George Stanley, the editor of the Milwaukee newspaper, has penned an editorial urging the public to lobby our legislature to ensure open government. He begins:
Folks, if we want open, honest government in Wisconsin, we’ll have to earn it. We can’t take it for granted or leave the job to others, not with the relentless efforts in Madison to reduce access to information about what our elected representatives are up to.
Only one approach to date has deterred the overseers of our state from hiding evidence of how they curry favor and then dole out taxpayer dollars, advantageous legislation and public resources in return. That instrument is the most basic act of democracy: Thousands of voters taking time to tell them to stop.

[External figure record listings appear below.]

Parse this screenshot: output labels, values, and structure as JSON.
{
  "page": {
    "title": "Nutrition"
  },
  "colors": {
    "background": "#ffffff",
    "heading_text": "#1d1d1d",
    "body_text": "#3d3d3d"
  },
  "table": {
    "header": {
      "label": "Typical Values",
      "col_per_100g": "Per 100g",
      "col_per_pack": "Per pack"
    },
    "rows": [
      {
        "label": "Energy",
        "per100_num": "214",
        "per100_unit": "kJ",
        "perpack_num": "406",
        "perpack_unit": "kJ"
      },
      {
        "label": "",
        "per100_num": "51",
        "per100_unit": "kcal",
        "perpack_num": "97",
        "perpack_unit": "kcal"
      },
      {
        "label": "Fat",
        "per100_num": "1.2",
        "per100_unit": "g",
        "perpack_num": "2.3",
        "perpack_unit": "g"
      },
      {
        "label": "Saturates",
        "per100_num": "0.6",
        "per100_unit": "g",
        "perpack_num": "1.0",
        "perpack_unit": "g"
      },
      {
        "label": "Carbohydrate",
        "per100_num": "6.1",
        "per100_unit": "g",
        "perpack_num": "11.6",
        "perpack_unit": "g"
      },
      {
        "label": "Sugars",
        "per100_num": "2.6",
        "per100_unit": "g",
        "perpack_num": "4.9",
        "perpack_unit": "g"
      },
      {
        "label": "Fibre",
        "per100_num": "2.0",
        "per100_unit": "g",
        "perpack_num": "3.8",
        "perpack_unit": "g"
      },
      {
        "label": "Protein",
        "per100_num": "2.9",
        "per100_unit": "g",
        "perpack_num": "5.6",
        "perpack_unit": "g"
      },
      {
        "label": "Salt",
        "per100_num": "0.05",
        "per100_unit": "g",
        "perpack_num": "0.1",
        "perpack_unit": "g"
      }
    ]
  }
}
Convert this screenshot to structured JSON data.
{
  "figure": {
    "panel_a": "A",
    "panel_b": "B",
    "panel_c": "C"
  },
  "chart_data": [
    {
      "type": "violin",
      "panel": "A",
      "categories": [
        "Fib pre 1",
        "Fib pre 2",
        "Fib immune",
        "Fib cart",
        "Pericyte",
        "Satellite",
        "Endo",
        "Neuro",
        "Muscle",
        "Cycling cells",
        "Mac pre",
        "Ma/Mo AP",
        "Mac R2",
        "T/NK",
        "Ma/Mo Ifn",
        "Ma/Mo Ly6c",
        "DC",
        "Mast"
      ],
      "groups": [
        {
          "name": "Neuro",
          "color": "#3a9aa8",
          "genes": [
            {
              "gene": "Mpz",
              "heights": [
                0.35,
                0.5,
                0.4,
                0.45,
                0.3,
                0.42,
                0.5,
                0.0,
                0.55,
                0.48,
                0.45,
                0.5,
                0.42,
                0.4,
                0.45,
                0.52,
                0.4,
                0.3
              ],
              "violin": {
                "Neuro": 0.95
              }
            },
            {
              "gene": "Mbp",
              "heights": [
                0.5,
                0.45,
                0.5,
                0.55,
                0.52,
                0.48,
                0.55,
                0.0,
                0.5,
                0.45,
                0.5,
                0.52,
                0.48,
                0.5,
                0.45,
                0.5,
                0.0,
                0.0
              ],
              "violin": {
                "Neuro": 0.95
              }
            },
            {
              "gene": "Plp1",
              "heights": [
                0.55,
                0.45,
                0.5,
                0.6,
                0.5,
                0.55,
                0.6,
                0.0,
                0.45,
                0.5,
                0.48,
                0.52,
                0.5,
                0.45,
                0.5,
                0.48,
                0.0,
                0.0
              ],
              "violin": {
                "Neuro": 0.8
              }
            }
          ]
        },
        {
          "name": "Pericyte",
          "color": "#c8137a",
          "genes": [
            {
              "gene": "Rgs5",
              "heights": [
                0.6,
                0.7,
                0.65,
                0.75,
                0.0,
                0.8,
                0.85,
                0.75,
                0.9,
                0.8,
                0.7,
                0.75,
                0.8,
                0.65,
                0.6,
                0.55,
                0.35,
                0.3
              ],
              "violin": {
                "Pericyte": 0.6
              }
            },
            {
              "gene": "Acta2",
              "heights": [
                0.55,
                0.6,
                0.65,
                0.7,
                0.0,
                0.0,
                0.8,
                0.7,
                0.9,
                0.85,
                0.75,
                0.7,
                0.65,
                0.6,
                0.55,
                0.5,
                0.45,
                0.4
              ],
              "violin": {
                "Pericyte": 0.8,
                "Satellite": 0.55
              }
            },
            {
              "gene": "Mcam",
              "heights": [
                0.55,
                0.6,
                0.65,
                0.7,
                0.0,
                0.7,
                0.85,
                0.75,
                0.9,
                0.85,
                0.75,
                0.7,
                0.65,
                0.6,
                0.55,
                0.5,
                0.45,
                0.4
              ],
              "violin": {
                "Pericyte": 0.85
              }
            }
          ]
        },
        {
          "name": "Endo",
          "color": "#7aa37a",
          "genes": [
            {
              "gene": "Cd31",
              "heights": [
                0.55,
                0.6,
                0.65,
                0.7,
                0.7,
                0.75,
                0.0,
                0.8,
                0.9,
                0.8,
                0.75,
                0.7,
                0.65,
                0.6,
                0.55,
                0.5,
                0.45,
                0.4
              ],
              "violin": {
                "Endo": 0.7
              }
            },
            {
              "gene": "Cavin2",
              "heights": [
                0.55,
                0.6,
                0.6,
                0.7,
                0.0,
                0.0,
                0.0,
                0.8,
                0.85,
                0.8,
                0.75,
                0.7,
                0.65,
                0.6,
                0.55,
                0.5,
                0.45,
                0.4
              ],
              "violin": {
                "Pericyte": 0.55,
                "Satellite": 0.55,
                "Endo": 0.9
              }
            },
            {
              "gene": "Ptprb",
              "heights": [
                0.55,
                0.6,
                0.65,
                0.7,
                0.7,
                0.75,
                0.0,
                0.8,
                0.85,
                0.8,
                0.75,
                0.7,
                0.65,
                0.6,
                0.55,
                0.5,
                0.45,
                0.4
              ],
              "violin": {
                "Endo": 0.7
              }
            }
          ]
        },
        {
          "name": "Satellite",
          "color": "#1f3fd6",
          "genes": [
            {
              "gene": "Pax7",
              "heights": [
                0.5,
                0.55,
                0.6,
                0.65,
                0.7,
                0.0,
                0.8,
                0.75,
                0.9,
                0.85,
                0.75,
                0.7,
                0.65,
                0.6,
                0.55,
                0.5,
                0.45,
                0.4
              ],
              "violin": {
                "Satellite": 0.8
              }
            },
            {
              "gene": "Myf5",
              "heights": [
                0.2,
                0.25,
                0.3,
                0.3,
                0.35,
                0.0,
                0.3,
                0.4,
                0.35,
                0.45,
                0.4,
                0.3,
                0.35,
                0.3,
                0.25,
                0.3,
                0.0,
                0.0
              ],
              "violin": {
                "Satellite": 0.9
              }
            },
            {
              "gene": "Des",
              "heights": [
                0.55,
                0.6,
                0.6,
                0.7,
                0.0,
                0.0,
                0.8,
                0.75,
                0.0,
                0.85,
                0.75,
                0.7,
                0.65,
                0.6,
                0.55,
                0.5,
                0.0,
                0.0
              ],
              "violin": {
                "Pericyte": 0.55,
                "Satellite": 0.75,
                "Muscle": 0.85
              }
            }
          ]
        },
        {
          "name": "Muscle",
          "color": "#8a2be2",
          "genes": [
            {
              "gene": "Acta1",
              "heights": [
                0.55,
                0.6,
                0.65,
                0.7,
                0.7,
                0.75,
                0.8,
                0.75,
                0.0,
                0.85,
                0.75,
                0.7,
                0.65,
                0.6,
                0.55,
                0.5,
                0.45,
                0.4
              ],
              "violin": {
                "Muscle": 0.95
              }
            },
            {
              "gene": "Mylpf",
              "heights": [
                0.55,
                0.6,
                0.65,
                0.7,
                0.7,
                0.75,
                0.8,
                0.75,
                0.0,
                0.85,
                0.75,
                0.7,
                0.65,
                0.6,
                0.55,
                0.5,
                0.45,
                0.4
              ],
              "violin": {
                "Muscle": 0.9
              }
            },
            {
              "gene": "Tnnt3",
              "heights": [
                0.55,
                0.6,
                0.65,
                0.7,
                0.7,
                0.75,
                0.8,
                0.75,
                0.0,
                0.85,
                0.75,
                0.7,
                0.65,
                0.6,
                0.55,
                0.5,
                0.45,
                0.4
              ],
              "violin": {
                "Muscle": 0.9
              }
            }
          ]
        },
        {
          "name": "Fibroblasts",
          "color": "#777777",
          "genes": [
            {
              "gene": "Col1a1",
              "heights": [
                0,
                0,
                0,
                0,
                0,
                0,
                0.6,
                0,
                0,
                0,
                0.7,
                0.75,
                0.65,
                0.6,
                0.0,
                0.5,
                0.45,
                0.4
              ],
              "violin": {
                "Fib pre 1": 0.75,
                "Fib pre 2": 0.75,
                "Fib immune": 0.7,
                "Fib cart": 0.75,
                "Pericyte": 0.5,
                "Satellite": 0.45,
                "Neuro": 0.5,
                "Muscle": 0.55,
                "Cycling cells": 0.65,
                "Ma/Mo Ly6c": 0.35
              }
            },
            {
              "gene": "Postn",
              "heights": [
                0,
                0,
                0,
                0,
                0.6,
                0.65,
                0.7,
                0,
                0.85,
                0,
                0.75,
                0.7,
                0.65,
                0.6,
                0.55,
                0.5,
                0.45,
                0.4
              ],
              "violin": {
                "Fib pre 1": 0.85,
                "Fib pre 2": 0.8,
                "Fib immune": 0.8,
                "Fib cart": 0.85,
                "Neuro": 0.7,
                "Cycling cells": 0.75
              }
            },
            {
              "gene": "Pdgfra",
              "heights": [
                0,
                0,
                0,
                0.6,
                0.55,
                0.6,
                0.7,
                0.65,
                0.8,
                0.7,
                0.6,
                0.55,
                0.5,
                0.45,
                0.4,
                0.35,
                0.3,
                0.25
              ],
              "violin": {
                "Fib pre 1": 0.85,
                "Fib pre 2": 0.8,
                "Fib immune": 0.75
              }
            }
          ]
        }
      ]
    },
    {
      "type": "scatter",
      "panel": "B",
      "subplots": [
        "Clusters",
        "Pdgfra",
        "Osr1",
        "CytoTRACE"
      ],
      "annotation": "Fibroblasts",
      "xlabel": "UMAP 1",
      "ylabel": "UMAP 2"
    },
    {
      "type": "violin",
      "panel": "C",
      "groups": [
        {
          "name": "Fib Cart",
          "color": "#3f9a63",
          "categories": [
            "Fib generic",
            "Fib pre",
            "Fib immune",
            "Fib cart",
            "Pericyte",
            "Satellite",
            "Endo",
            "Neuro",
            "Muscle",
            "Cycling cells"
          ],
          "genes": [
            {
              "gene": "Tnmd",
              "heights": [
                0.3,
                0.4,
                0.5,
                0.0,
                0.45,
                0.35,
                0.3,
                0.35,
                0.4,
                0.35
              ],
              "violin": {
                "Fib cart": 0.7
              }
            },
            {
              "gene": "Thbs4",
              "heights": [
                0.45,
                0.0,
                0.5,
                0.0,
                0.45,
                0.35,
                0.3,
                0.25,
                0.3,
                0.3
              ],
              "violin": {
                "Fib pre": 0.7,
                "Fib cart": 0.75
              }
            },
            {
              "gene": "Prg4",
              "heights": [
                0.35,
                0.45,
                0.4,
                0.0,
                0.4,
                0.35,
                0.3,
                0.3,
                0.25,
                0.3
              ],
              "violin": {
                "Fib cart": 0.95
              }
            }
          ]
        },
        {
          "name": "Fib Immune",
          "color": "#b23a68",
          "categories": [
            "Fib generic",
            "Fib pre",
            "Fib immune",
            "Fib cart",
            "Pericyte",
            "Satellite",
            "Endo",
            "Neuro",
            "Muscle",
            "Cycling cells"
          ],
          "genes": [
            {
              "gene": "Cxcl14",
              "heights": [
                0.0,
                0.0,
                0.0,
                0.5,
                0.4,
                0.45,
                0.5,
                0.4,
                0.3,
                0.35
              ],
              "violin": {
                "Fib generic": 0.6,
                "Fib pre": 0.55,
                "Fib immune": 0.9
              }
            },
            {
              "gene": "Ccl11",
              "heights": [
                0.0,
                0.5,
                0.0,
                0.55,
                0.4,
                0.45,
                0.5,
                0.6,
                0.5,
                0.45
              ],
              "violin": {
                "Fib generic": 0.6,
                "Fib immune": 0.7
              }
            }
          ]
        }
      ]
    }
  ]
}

I agree with Stanley’s overall message. Open government is vitally important and we must continually push back on our politicians’ efforts to hide their activities from public scrutiny. But it is difficult for me to take George Stanley seriously on this issue. His editorial page has been a passionate advocate for the John Doe laws, which are designed to keep investigations secret so that the public doesn’t know what prosecutors are doing. The John Doe process allows a prosecutor to investigate people and turn their lives upside down while forcing them to remain silent about the entire ordeal under penalty of imprisonment. It is difficult to think of a more aggressive use of the coercive force of government, but Stanley thinks it’s okey-dokey for it to be completely hidden from the public.
So yeah… George… I agree with you, but you are hardly the best standard-bearer for this cause.